Introduction to Anamorphic Art


The word anamorphic is from the Greek ana (again) and morphe (form). It refers to images that are so heavily distorted that they are hard to recognize without the use of a curved mirror, sometimes referred to as an anamorphoscope. When viewed in the anamorphoscope, the image is "formed again", so that it becomes recognizable.

European painters of the early Renaissance were fascinated by linear anamorphic images, in which stretched pictures are formed again when viewed on a slant. Reportedly, Leonardo da Vinci's notebooks contain the first known examples of anamorphic art. A famous example of a painting utilizing anamorphic art is Hans Holbein's The Ambassadors (1533), which contains a stretched-out skull. The painting could be hung at the top of a stairway such that people ascending the stairs would be startled by the skull image. Linear anamorphoses have also been employed in puzzles, children's books, etc. An example is an old newspaper puzzle by Sam Lloyd which contains a hidden linear anamorphosis of George Washington.

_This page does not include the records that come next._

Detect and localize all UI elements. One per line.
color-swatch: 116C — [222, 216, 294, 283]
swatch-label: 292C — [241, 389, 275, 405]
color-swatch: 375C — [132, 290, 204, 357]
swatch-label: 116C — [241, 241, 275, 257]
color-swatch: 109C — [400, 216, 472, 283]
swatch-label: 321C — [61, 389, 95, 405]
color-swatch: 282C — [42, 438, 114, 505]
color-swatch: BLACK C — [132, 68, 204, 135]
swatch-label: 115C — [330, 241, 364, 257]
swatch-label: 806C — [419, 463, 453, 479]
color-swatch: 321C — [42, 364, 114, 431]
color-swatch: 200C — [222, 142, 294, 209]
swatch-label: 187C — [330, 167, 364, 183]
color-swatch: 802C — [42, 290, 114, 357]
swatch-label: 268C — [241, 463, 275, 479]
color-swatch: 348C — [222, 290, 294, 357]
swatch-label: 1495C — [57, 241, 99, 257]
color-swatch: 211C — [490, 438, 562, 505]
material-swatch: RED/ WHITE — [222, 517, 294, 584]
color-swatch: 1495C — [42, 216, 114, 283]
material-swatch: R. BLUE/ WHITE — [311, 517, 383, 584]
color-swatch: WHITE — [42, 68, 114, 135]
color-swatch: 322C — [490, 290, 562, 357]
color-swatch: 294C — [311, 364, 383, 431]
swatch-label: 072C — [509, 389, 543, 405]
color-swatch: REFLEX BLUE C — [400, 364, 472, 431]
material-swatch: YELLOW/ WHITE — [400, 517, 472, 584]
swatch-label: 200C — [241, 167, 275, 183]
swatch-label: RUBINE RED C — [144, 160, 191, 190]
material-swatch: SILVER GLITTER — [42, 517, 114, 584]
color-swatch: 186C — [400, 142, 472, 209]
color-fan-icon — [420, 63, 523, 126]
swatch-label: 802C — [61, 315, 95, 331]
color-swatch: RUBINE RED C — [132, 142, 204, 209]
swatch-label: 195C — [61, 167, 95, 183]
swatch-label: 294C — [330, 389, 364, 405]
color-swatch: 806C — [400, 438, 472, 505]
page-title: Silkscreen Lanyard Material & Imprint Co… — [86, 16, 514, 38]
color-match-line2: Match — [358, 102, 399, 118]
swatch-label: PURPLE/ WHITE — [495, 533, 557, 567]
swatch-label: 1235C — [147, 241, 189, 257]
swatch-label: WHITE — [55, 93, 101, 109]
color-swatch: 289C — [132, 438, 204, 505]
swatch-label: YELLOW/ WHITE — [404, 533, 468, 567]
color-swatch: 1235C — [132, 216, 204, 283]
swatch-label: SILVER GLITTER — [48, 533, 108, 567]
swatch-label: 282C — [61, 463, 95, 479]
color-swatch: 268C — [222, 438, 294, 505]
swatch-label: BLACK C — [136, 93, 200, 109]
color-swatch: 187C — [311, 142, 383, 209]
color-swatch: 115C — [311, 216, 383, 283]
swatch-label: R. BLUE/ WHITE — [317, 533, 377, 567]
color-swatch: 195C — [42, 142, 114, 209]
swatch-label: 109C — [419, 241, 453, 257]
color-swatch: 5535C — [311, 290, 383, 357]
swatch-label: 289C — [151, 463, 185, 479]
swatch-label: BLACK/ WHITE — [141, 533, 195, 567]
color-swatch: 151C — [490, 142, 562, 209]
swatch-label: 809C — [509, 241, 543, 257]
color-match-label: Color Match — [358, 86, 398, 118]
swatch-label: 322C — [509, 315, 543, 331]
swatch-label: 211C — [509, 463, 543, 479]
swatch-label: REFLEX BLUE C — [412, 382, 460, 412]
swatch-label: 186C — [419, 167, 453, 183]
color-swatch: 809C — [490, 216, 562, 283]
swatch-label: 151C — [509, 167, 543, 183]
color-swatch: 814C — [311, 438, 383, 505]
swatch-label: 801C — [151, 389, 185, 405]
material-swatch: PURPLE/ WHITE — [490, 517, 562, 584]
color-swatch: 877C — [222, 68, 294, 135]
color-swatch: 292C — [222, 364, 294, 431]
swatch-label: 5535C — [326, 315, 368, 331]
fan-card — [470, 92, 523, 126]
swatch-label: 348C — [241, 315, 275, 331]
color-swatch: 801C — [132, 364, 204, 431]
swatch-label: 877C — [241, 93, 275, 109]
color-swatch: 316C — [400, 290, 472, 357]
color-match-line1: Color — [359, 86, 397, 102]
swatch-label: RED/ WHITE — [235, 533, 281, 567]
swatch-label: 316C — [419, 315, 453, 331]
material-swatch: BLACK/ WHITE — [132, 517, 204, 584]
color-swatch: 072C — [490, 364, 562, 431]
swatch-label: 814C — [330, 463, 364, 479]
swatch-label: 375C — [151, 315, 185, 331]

Anamorphic paintings which require cylindrical mirrors were popular in both Europe and the Orient in the 17th and 18th centuries. These sometimes carried messages of political protest or erotic imagery. The Spanish surrealist Salvador Dali produced a set of erotic anamorphic paintings as well. To create these, he simply looked into the anamorphoscope while painting. It is also possible to construct grids to guide the creation of the distorted image.